I agree. The problem is that the internet lends itself to such. It is hard to "discuss" cardinal and (mostly) agreed doctrines, because of the lack of face to face dialog.


----------



## Semper Fidelis (Feb 10, 2006)

> _Originally posted by fredtgreco_
> I agree. The problem is that the internet lends itself to such. It is hard to "discuss" cardinal and (mostly) agreed doctrines, because of the lack of face to face dialog.


Very, very true. I've stated this before. I have had to do a bit of reading on the "psychology of killing" so to speak. It is not an easy thing to do. Muskets were found in Gettysburg with 22 rounds stuffed on top of each other. Many men, while brave enough to advance, are afraid to fire and kill another man. The most feared warriors have always been those who are fearless with a blade - those with enough courage to stand and fight when another man is hacking at him. Alexander won many battles with a very disciplined force and relatively few casualties because many of the Armies he faced would crumble due to lack of discipline.

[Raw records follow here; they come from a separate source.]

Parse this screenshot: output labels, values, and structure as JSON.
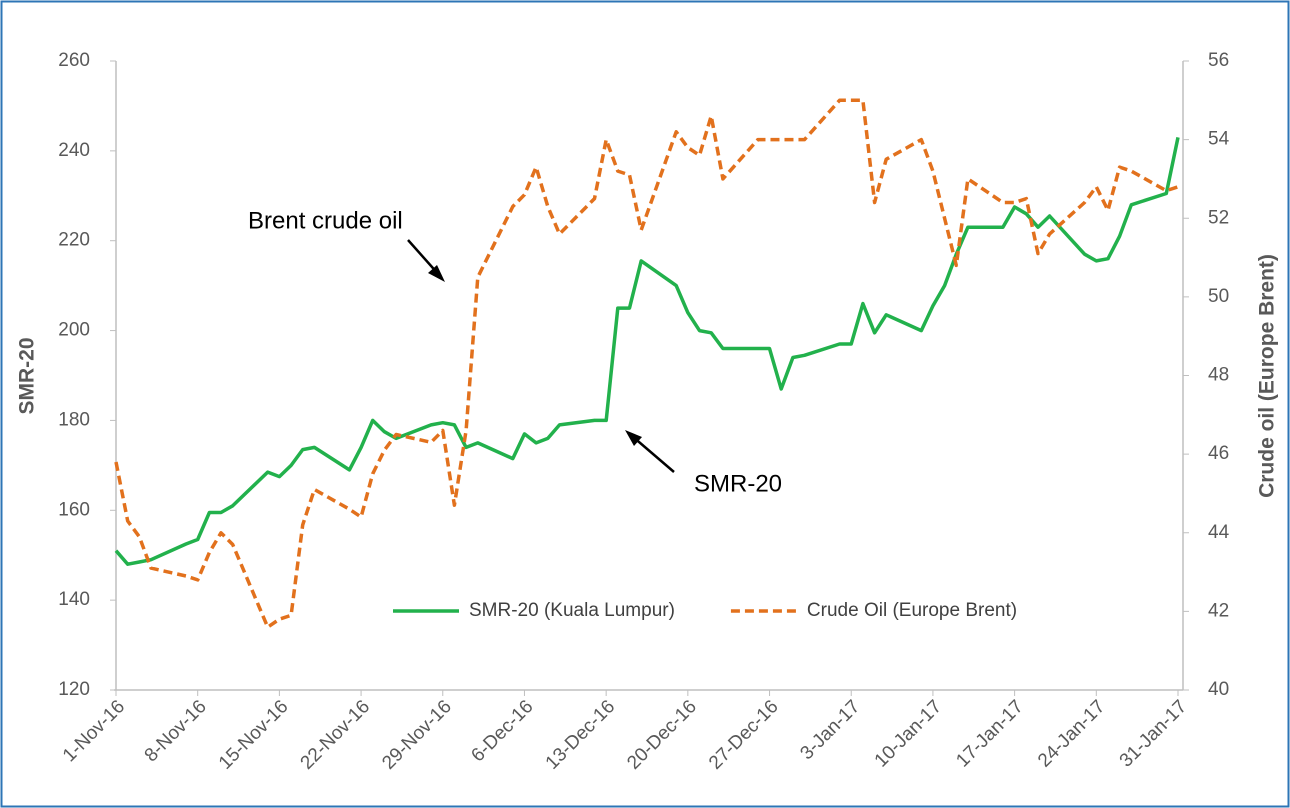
{
  "chart_data": {
    "type": "line",
    "x": [
      "2016-11-01",
      "2016-11-02",
      "2016-11-03",
      "2016-11-04",
      "2016-11-07",
      "2016-11-08",
      "2016-11-09",
      "2016-11-10",
      "2016-11-11",
      "2016-11-14",
      "2016-11-15",
      "2016-11-16",
      "2016-11-17",
      "2016-11-18",
      "2016-11-21",
      "2016-11-22",
      "2016-11-23",
      "2016-11-24",
      "2016-11-25",
      "2016-11-28",
      "2016-11-29",
      "2016-11-30",
      "2016-12-01",
      "2016-12-02",
      "2016-12-05",
      "2016-12-06",
      "2016-12-07",
      "2016-12-08",
      "2016-12-09",
      "2016-12-12",
      "2016-12-13",
      "2016-12-14",
      "2016-12-15",
      "2016-12-16",
      "2016-12-19",
      "2016-12-20",
      "2016-12-21",
      "2016-12-22",
      "2016-12-23",
      "2016-12-26",
      "2016-12-27",
      "2016-12-28",
      "2016-12-29",
      "2016-12-30",
      "2017-01-02",
      "2017-01-03",
      "2017-01-04",
      "2017-01-05",
      "2017-01-06",
      "2017-01-09",
      "2017-01-10",
      "2017-01-11",
      "2017-01-12",
      "2017-01-13",
      "2017-01-16",
      "2017-01-17",
      "2017-01-18",
      "2017-01-19",
      "2017-01-20",
      "2017-01-23",
      "2017-01-24",
      "2017-01-25",
      "2017-01-26",
      "2017-01-27",
      "2017-01-30",
      "2017-01-31"
    ],
    "series": [
      {
        "name": "SMR-20 (Kuala Lumpur)",
        "color": "#22b14c",
        "dash": false,
        "axis": "y",
        "values": [
          151,
          148,
          148.5,
          149,
          152.5,
          153.5,
          159.5,
          159.5,
          161,
          168.5,
          167.5,
          170,
          173.5,
          174,
          169,
          174,
          180,
          177.5,
          176,
          179,
          179.5,
          179,
          174,
          175,
          171.5,
          177,
          175,
          176,
          179,
          180,
          180,
          205,
          205,
          215.5,
          210,
          204,
          200,
          199.5,
          196,
          196,
          196,
          187,
          194,
          194.5,
          197,
          197,
          206,
          199.5,
          203.5,
          200,
          205.5,
          210,
          217,
          223,
          223,
          227.5,
          226,
          223,
          225.5,
          217,
          215.5,
          216,
          221,
          228,
          230.5,
          243
        ]
      },
      {
        "name": "Crude Oil (Europe Brent)",
        "color": "#e2711d",
        "dash": true,
        "axis": "y2",
        "values": [
          45.8,
          44.3,
          43.9,
          43.1,
          42.9,
          42.8,
          43.5,
          44,
          43.7,
          41.6,
          41.8,
          41.9,
          44.2,
          45.1,
          44.6,
          44.4,
          45.5,
          46.1,
          46.5,
          46.3,
          46.6,
          44.7,
          46.6,
          50.5,
          52.3,
          52.6,
          53.3,
          52.3,
          51.6,
          52.5,
          54,
          53.2,
          53.1,
          51.7,
          54.2,
          53.8,
          53.6,
          54.6,
          53,
          54,
          54,
          54,
          54,
          54,
          55,
          55,
          55,
          52.4,
          53.5,
          54,
          53.2,
          52,
          50.8,
          53,
          52.4,
          52.4,
          52.5,
          51.1,
          51.6,
          52.4,
          52.8,
          52.2,
          53.3,
          53.2,
          52.7,
          52.8
        ]
      }
    ],
    "xlim": [
      "2016-11-01",
      "2017-01-31"
    ],
    "xticks": [
      {
        "value": "2016-11-01",
        "label": "1-Nov-16"
      },
      {
        "value": "2016-11-08",
        "label": "8-Nov-16"
      },
      {
        "value": "2016-11-15",
        "label": "15-Nov-16"
      },
      {
        "value": "2016-11-22",
        "label": "22-Nov-16"
      },
      {
        "value": "2016-11-29",
        "label": "29-Nov-16"
      },
      {
        "value": "2016-12-06",
        "label": "6-Dec-16"
      },
      {
        "value": "2016-12-13",
        "label": "13-Dec-16"
      },
      {
        "value": "2016-12-20",
        "label": "20-Dec-16"
      },
      {
        "value": "2016-12-27",
        "label": "27-Dec-16"
      },
      {
        "value": "2017-01-03",
        "label": "3-Jan-17"
      },
      {
        "value": "2017-01-10",
        "label": "10-Jan-17"
      },
      {
        "value": "2017-01-17",
        "label": "17-Jan-17"
      },
      {
        "value": "2017-01-24",
        "label": "24-Jan-17"
      },
      {
        "value": "2017-01-31",
        "label": "31-Jan-17"
      }
    ],
    "ylim": [
      120,
      260
    ],
    "yticks": [
      120,
      140,
      160,
      180,
      200,
      220,
      240,
      260
    ],
    "y2lim": [
      40,
      56
    ],
    "y2ticks": [
      40,
      42,
      44,
      46,
      48,
      50,
      52,
      54,
      56
    ],
    "ylabel": "SMR-20",
    "y2label": "Crude oil (Europe Brent)",
    "annotations": [
      "Brent crude oil",
      "SMR-20"
    ],
    "legend": "bottom"
  }
}
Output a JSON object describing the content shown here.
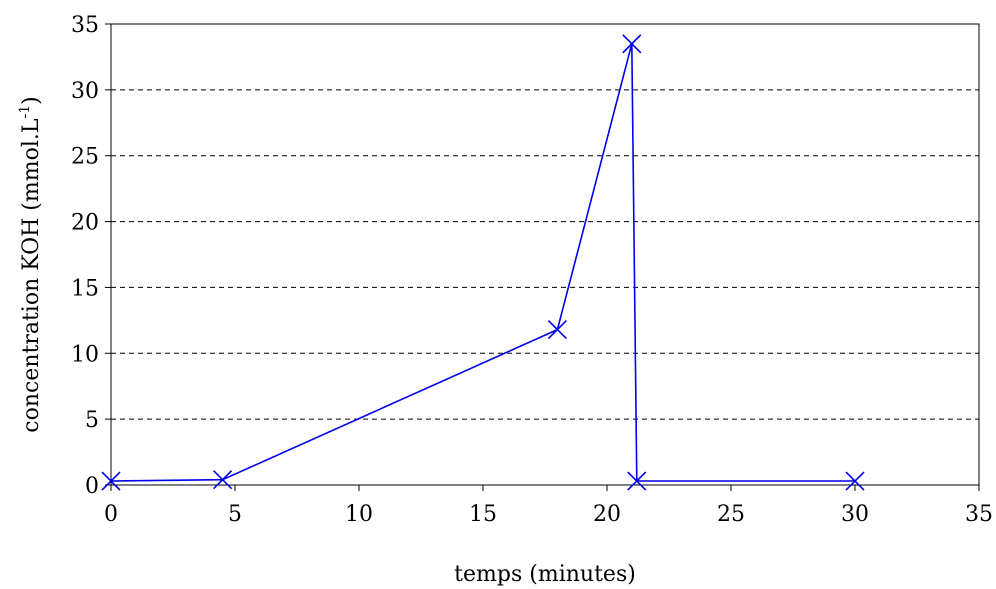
{
  "chart_data": {
    "type": "line",
    "title": "",
    "xlabel": "temps (minutes)",
    "ylabel": {
      "main": "concentration KOH (mmol.L",
      "superscript": "-1",
      "suffix": ")"
    },
    "xlim": [
      0,
      35
    ],
    "ylim": [
      0,
      35
    ],
    "xticks": [
      0,
      5,
      10,
      15,
      20,
      25,
      30,
      35
    ],
    "yticks": [
      0,
      5,
      10,
      15,
      20,
      25,
      30,
      35
    ],
    "grid": "horizontal dashed",
    "legend": "none",
    "series": [
      {
        "marker": "x",
        "color": "#0000ee",
        "points": [
          {
            "x": 0,
            "y": 0.3
          },
          {
            "x": 4.5,
            "y": 0.4
          },
          {
            "x": 18,
            "y": 11.8
          },
          {
            "x": 21,
            "y": 33.5
          },
          {
            "x": 21.2,
            "y": 0.3
          },
          {
            "x": 30,
            "y": 0.3
          }
        ]
      }
    ]
  }
}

Distance, real or pyschological, makes killing another person much easier. It's easier to shoot than to stab, easier to shoot a man from 1000 yards and feel detached than at 15 yards, easier to push a button and get a report that your target is destroyed than throw a grenade into a room.

Sin is the same way. I have to remind myself that I should have the same fear of offending a brother virtually than I do with him face to face.


----------



## Civbert (Feb 10, 2006)

> _Originally posted by fredtgreco_
> 
> I agree. The problem is that the internet lends itself to such. It is hard to "discuss" cardinal and (mostly) agreed doctrines, because of the lack of face to face dialog.



Although the Puritan Board is better than the typical Internet sites - I think due to the lack of anonymity. I'm less likely to post anything I wouldn't want my Pastor or Mom to read. Although serious disagreements and arguments may take place here, and a fair share of "straw man" arguments are still presented, there are fewer _abuse_ ad hominems.

.

:bigsmile:


----------